Arnold Schwarzenegger vs Sylvester Stallone: the bitter rivalry that defined an entire genre

The best way to illustrate just how important the rivalry between Arnold Schwarzenegger and Sylvester Stallone was to action cinema is that a clear line can be drawn between everything that happened before their shared rise to superstardom and everything that came after.

The genre was hardly in its final throes prior to the 1980s, but the majority of the finest actioners outside of the martial arts genre tended to focus on actors who looked and behaved like regular people. However, when the two beefy behemoths engaged in their seminal battle for supremacy, it reinvented the entire notion of how both studios and cinemagoers treated the medium.

Encapsulating the Regan-era excesses of the time, tortured characters were out, and bulging biceps were in. Although Stallone had first gained prominence as an Academy Award-nominated actor and writer of the ‘Best Picture’ winner Rocky, it’s not a coincidence that his star shone brighter than ever when he packed on a ludicrous amount of muscle and engaged in posturing of a figurative and literal kind with his arch-nemesis.

Schwarzenegger may have won a Golden Globe for ‘New Star Of The Year’ in 1977, too, but he was hardly going to show up in prestige drama based entirely on his dimensions and impenetrable accent. Putting his bodybuilding career to the only use it had in cinema, he carved out a career blowing armies of faceless goons away with reckless abandon and a carefully placed one-liner.

Naturally, this fostered an intense dislike between the two that saw them repeatedly firing shots at each other in the press. Schwarzenegger even tricked Stallone into starring in one of his worst-ever movies after maliciously leaking that he had serious interest in a script he knew was terrible, solely to get his arch-rival to sign on for a guaranteed flop.

Beyond that, though, their shared status as the faces of the action movie saw a slew of performers who barely boasted a shred of acting ability between them, embarking on their own lengthy careers. Would the likes of Steven Seagal, Chuck Norris, Dolph Lundgren, Jean-Claude Van Damme, and Michael Dudikoff have stood a chance were it not for the trail blazed by Schwarzenegger and Stallone creating widespread interest for buff ass-kickers taking precedence over story, character, and on-camera talent? Absolutely not.

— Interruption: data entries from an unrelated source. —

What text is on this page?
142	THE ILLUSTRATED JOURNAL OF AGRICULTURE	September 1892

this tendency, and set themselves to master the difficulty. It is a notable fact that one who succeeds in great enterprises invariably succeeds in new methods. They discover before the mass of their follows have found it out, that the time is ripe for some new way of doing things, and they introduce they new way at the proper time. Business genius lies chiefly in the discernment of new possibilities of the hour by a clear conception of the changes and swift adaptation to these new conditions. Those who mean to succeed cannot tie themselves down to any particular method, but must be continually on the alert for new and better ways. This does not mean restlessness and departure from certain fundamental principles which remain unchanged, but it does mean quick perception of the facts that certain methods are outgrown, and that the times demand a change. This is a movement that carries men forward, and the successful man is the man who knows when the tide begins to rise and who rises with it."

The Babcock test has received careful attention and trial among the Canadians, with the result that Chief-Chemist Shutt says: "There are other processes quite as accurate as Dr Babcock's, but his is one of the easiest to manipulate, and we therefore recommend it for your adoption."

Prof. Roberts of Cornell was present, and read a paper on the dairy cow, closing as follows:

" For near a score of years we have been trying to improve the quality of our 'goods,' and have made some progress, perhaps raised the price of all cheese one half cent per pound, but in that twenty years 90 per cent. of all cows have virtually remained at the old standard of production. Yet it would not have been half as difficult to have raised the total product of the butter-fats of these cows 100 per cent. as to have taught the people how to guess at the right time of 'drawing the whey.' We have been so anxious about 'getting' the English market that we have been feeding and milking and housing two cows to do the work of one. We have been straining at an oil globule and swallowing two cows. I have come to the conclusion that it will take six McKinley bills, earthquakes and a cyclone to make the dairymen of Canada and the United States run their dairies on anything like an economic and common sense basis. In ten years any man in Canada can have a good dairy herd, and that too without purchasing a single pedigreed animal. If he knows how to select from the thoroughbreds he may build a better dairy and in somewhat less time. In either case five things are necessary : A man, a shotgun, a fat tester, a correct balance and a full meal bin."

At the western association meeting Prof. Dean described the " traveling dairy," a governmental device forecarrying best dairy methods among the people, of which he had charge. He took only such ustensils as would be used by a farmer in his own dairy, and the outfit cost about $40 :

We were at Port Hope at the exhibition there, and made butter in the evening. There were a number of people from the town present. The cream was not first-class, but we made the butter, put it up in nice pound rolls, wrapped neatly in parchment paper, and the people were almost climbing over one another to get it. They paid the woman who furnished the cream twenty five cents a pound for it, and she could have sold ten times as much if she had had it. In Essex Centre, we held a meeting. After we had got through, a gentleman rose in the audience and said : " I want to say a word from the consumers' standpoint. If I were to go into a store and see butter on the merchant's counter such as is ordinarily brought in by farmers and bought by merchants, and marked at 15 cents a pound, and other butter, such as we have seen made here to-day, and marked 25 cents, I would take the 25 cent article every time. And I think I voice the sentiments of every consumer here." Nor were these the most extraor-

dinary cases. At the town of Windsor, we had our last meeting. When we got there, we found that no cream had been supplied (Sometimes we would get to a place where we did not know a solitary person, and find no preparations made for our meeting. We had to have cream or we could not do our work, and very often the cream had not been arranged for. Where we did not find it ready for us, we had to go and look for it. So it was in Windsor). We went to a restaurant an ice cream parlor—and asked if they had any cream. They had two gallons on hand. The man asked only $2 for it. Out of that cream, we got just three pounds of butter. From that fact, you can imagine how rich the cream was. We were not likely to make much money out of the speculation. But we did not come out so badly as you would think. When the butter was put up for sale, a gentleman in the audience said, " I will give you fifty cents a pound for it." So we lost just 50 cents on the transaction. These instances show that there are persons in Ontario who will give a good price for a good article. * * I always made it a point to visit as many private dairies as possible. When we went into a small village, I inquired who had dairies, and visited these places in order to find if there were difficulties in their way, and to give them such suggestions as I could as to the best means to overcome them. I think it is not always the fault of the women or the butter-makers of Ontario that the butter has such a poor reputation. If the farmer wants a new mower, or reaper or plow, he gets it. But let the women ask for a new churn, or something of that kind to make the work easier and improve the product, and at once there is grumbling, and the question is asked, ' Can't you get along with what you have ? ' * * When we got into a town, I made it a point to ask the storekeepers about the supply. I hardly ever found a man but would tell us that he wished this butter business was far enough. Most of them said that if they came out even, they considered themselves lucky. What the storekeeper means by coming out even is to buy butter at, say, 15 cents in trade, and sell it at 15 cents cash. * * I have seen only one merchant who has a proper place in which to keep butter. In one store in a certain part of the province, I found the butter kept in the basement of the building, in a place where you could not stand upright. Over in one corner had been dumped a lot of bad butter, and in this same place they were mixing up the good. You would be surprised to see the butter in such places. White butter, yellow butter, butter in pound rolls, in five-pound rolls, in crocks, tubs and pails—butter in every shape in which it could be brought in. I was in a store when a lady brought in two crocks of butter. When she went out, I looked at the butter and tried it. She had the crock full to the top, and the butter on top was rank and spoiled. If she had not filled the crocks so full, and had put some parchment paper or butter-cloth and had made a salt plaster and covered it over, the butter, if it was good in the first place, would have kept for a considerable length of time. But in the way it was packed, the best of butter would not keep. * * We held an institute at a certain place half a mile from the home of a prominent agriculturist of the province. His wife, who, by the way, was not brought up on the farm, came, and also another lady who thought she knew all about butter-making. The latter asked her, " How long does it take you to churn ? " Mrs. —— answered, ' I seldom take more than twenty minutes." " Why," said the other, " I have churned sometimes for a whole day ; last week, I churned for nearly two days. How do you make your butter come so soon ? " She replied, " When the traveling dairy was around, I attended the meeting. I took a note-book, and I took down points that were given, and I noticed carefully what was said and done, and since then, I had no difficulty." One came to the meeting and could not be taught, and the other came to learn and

Even the rise of the everyman hero towards the 1980s and early 1990s – personified through Mel Gibson’s Lethal Weapon, Bruce Willis’ Die Hard, and Keanu Reeves’ Speed, to name three of the greats – wouldn’t have happened without the pair’s unbreakable stranglehold. Audiences had started to grow weary of seeing bulletproof and indestructible protagonists with pecs for days, allowing the focus to gradually shift away from the self-created paradigm of Schwarzenegger and Stallone into a new era.

It’s not a coincidence that stars including Nicolas Cage, Christian Slater, Chow Yun-fat, Tom Cruise, and Will Smith were headlining their own string of action-packed gems at the same time the strapping statesmen of the 1980s saw their own stars beginning to flame out. Their unmatchable dominance ushered in a brand new era that reflected evolving audience interests to see flawed characters they could relate to take centre stage over the guys who could single-handedly lay waste to 100 goons without barely a scratch on them.

Even today, any action star to emerge in the aftermath often gets labelled as ‘the new Arnold Schwarzenegger’ or ‘the new Sylvester Stallone’. Such is the way their names have become indelibly linked with the art form. The former even literally passed the torch to Dwayne Johnson in 2003’s The Rundown to make that as obvious as possible, while Chris Hemsworth took it as a personal insult.

“I got asked the other day, ‘Did you always want to be the next Schwarzenegger?’ And I thought, ‘That’s what you’ve got from what I’ve done?” he said. “I was really disappointed like I thought that I’d chosen these scripts and loved them because they had real actors in them and real story and heart, and sometimes with films, the action overshadows anything else.” He’s got muscles, and he carried a gun on-screen, then, which, by extension, means that comparisons are obligated to be made.

The entire complexion of cinematic action was changed entirely for better and worse by Schwarzenegger and Stallone. The 1980s were swamped with unremarkable copycats trying to get in on the protein-fuelled bandwagon. The 1990s left them behind by doing the exact opposite of what had brought them so much success in the first place, while the 2000s have seen them evolve into self-aware veterans who still manage to be name-checked anytime a new movie channels the spirit of their respective heyday.